Well, you gotta like that deleveraging if you say debt is Satan.

I sense that too much debt makes for a fragile economy. Everything has to be perfect to service the debt.

And the Wall Street computer jockeys will leverage to the moon if you give them the chance (see Long Term Capital management).

This is one a question I have never seen addressed: If someone can leverage 100-to-1, and for failure they124 are not put into slavery and their children too, then of course should not one leverage up 100-yo-1?

Win, and you are rich forever.

Lose--well, it was mostly other people's money and we take a year off and start somewhere else....

Netbacker said...

You said we had still ways to go. Do you think we are there now?
Here's the FRED graph with the latest data:

The Arthurian said...


My gut feel (based on nothing) is that yes, things are picking up. (Just from what I see at work, I guess.) Lots of hesitation, because everyone still expects trouble, but things are picking up anyway I think.

There is always, in the media, doubt about recovery, until recovery is well under way. I think media reports should be largely dismissed. (Based on what I remember from previous recessions.)

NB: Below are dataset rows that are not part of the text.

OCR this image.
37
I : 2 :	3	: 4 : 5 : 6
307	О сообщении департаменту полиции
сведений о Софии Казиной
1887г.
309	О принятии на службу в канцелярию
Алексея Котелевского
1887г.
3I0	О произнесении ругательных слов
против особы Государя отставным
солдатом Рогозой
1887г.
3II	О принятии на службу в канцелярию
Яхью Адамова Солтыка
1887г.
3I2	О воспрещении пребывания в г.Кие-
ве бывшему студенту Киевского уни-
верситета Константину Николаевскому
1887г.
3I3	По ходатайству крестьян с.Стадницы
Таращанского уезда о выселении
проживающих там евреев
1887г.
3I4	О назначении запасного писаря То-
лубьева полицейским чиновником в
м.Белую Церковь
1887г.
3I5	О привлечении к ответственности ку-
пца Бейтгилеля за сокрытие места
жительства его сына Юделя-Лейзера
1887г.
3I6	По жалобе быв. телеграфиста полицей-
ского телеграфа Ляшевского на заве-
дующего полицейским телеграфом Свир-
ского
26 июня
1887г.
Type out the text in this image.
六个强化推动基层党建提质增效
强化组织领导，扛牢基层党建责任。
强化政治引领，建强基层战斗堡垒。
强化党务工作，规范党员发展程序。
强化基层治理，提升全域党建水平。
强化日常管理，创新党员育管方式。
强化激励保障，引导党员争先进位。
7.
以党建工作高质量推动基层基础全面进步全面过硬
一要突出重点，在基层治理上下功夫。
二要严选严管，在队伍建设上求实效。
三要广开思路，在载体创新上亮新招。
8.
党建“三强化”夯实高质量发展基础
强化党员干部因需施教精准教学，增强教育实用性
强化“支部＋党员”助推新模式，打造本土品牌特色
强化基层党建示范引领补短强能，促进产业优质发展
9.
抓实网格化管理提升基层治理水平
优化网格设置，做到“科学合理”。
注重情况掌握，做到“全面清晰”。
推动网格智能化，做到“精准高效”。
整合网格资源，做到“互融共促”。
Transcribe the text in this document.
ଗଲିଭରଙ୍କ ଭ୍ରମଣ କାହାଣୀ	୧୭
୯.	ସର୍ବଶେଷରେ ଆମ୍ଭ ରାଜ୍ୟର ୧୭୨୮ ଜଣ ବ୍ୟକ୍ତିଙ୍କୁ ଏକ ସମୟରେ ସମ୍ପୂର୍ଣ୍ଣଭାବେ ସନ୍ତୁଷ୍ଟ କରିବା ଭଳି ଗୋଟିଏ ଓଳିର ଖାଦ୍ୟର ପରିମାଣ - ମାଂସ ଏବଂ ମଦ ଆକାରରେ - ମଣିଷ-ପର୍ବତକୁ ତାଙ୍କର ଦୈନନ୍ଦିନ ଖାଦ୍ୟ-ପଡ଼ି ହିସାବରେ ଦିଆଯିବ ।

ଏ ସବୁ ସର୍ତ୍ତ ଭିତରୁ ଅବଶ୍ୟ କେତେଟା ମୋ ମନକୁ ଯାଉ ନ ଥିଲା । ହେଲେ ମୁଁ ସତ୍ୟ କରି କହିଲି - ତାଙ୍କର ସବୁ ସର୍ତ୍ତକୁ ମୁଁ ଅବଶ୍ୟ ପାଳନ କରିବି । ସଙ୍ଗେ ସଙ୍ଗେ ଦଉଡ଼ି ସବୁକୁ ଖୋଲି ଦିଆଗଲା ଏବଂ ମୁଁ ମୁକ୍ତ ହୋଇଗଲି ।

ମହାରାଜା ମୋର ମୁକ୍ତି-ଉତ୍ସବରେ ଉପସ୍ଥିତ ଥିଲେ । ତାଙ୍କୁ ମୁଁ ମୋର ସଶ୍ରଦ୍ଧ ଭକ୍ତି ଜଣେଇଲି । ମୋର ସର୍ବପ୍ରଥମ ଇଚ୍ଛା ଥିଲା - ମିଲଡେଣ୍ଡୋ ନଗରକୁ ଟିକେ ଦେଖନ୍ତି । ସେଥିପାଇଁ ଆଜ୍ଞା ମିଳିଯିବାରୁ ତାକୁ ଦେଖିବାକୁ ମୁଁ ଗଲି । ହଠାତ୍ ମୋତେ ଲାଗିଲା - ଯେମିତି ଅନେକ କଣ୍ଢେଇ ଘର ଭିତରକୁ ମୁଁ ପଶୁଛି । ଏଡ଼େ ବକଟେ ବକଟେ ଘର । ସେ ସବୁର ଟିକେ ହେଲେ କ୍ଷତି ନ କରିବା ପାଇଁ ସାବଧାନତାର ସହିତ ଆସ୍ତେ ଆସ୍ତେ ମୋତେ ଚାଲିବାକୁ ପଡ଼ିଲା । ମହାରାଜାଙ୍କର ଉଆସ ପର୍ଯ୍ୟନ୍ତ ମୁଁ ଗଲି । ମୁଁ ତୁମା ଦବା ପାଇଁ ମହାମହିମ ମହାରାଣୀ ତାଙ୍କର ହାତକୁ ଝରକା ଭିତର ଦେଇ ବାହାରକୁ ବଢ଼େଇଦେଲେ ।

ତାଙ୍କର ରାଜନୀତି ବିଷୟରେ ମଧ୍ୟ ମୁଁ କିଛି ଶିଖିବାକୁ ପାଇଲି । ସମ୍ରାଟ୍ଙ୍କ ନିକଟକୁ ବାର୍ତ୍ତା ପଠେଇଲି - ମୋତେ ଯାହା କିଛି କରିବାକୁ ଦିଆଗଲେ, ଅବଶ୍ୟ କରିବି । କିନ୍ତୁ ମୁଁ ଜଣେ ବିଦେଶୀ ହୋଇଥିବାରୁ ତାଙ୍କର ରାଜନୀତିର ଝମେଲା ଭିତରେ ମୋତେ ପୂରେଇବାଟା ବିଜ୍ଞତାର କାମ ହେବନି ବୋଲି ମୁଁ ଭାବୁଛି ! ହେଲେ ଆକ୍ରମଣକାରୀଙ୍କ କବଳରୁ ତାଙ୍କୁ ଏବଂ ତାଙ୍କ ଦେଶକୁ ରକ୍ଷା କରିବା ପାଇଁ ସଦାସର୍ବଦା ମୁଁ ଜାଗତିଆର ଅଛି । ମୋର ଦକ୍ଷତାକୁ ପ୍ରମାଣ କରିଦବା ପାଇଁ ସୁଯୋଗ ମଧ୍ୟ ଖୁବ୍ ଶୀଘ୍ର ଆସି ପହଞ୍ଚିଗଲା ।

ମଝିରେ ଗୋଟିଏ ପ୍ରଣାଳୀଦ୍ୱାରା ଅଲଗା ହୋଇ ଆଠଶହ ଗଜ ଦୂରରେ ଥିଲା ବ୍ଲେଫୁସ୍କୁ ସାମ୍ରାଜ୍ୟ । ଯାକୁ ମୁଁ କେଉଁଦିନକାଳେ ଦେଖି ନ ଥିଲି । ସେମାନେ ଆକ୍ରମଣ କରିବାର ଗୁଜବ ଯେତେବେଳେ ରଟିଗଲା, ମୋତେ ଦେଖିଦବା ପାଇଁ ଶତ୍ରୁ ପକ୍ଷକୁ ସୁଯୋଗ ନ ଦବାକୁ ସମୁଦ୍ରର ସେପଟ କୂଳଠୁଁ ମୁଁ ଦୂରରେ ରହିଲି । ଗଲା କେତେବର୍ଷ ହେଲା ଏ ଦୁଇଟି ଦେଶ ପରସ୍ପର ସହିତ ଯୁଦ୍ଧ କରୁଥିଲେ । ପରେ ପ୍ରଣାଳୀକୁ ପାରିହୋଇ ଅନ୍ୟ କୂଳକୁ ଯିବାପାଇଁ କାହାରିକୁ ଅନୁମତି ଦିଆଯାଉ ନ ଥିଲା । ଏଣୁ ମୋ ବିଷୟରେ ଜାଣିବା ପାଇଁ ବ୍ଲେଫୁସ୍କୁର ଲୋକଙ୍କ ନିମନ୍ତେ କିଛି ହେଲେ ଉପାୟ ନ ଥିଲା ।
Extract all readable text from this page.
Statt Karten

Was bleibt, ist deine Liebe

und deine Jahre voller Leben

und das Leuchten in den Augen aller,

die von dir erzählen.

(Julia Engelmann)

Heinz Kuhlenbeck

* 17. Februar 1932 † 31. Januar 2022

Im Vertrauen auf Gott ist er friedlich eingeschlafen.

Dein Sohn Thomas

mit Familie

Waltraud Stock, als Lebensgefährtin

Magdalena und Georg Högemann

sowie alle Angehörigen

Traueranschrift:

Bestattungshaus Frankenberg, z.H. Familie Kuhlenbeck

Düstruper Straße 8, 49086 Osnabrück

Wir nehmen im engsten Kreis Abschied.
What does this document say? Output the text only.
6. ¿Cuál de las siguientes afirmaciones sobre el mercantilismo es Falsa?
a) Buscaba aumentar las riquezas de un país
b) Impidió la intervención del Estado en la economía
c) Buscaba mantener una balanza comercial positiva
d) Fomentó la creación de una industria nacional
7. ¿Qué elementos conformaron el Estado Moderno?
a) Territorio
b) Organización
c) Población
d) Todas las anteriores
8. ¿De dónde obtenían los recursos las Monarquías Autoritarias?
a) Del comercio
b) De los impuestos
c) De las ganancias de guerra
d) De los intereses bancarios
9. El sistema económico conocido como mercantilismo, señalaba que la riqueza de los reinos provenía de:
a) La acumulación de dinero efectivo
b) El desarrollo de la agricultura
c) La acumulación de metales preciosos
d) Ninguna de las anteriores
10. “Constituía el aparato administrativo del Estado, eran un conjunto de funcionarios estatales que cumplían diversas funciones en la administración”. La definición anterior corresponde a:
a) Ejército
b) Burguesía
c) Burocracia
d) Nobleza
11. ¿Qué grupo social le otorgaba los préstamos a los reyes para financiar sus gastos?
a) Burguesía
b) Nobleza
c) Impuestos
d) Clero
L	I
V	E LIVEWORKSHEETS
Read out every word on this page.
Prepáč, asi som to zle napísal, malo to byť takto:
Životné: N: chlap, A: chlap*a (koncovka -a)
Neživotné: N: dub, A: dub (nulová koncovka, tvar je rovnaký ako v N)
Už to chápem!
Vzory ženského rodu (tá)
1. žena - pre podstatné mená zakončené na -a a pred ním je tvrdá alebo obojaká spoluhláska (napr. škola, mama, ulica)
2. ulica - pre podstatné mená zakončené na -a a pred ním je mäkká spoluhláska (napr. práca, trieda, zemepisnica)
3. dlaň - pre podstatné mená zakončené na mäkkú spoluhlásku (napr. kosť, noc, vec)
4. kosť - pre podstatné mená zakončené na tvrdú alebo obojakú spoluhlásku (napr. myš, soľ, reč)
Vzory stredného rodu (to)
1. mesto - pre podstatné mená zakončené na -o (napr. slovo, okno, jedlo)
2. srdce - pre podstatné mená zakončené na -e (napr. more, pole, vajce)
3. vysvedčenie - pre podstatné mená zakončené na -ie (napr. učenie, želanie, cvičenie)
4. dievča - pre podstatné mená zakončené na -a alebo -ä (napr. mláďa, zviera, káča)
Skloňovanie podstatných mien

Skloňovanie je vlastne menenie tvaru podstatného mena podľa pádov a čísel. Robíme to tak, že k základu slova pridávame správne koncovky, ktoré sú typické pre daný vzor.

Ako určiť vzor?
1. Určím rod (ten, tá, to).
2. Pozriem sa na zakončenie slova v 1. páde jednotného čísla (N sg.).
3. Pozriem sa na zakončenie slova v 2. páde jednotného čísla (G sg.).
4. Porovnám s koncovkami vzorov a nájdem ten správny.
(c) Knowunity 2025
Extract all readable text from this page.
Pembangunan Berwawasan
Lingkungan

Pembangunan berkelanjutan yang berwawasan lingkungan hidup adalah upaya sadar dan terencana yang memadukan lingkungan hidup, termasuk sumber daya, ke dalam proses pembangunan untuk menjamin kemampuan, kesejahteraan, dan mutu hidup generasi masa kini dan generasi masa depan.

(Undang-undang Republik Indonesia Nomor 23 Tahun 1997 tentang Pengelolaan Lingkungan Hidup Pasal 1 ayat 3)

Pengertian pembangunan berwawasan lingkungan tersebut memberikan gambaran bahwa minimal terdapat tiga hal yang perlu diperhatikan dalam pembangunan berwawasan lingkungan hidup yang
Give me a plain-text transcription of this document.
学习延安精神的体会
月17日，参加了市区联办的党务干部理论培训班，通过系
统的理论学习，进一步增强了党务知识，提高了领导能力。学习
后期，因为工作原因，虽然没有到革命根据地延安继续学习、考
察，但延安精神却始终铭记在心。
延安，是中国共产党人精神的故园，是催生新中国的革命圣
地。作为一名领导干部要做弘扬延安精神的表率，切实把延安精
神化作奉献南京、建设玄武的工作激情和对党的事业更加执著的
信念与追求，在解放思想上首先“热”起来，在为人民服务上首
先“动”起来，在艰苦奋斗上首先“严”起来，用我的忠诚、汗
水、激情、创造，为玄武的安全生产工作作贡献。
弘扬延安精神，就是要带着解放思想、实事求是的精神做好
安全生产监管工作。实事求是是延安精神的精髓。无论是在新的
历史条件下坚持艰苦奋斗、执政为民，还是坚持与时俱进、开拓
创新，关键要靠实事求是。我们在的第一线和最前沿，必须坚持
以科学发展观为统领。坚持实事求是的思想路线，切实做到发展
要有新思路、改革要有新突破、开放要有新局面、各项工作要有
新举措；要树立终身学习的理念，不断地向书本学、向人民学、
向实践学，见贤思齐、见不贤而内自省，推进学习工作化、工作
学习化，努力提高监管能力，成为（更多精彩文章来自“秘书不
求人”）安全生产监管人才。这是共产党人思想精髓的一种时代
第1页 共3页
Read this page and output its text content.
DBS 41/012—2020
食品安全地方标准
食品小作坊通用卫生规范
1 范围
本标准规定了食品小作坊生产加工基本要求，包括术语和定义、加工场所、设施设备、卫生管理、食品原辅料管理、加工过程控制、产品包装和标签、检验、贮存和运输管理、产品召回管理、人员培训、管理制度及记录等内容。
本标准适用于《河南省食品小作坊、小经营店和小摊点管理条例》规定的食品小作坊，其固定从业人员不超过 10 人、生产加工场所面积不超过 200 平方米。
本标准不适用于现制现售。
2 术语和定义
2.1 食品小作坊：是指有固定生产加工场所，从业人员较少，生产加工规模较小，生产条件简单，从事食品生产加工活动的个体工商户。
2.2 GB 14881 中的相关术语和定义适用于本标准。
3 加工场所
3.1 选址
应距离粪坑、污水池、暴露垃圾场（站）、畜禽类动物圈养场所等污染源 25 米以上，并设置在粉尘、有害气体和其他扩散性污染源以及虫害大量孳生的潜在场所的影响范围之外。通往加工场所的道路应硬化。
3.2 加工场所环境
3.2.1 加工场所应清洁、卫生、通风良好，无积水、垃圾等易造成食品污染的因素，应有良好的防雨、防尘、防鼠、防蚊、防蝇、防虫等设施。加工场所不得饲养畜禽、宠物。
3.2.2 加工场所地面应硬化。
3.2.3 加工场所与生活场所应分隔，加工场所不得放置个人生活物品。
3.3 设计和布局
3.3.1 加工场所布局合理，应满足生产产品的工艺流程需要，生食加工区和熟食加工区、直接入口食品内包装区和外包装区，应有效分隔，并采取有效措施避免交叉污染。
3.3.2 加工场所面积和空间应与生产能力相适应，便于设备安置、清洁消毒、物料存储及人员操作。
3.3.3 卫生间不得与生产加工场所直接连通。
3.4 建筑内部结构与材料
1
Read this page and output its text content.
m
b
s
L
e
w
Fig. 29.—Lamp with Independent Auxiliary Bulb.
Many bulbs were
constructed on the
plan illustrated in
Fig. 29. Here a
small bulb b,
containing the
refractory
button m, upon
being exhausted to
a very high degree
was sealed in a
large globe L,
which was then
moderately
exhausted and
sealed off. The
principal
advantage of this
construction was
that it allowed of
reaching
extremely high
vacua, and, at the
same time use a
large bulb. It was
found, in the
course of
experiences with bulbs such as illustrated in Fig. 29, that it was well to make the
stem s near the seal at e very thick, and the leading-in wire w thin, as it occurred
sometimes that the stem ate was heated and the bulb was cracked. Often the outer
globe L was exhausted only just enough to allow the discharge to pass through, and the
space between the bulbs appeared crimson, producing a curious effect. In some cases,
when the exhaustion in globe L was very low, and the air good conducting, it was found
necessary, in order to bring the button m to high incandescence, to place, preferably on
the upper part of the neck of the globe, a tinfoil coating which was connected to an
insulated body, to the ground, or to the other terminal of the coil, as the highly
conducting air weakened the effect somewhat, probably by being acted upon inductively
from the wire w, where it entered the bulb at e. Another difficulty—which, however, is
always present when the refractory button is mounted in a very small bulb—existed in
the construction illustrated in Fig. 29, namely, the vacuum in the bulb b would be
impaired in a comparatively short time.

But I don't make predictions, and I'm usually wrong when I do. And of course I *want* things to pick up, and that probably affects my judgement.

(Is it right to use the word "judgement" when one is talking about predictions? It doesn't seem right.)


My graph, debt-per-dollar, the graph shows what has happened. It shows the past. Because there are so few major trend changes in the ratio, I think the ratio is important. I mean, I think policy-makers should always keep an eye on it. But it isn't predictive, unfortunately.


I'm not finding any data that shows the economy picking up. Interest rates are still trending down. Output is still trending down. Industrial Production is flat.

Velocity is still falling... Perhaps V is bottoming out. But that's not much to go on. It probably just shows the ending of QE.

My optimism appears to be based on no data.


Back to debt-per-dollar. Components of debt seem to be increasing while money growth is slowing. If these trends continue, DPD will reach a bottom and start trending upward again.

Once we have an uptrend, growth should be really good for a while. (I say this with confidence.)

The trouble, of course, is that DPD uptrend eventually brings crisis. This can only change if policies change. Yes, we need to get people borrowing again. But we also need to people to keep paying down debt at a rapid rate.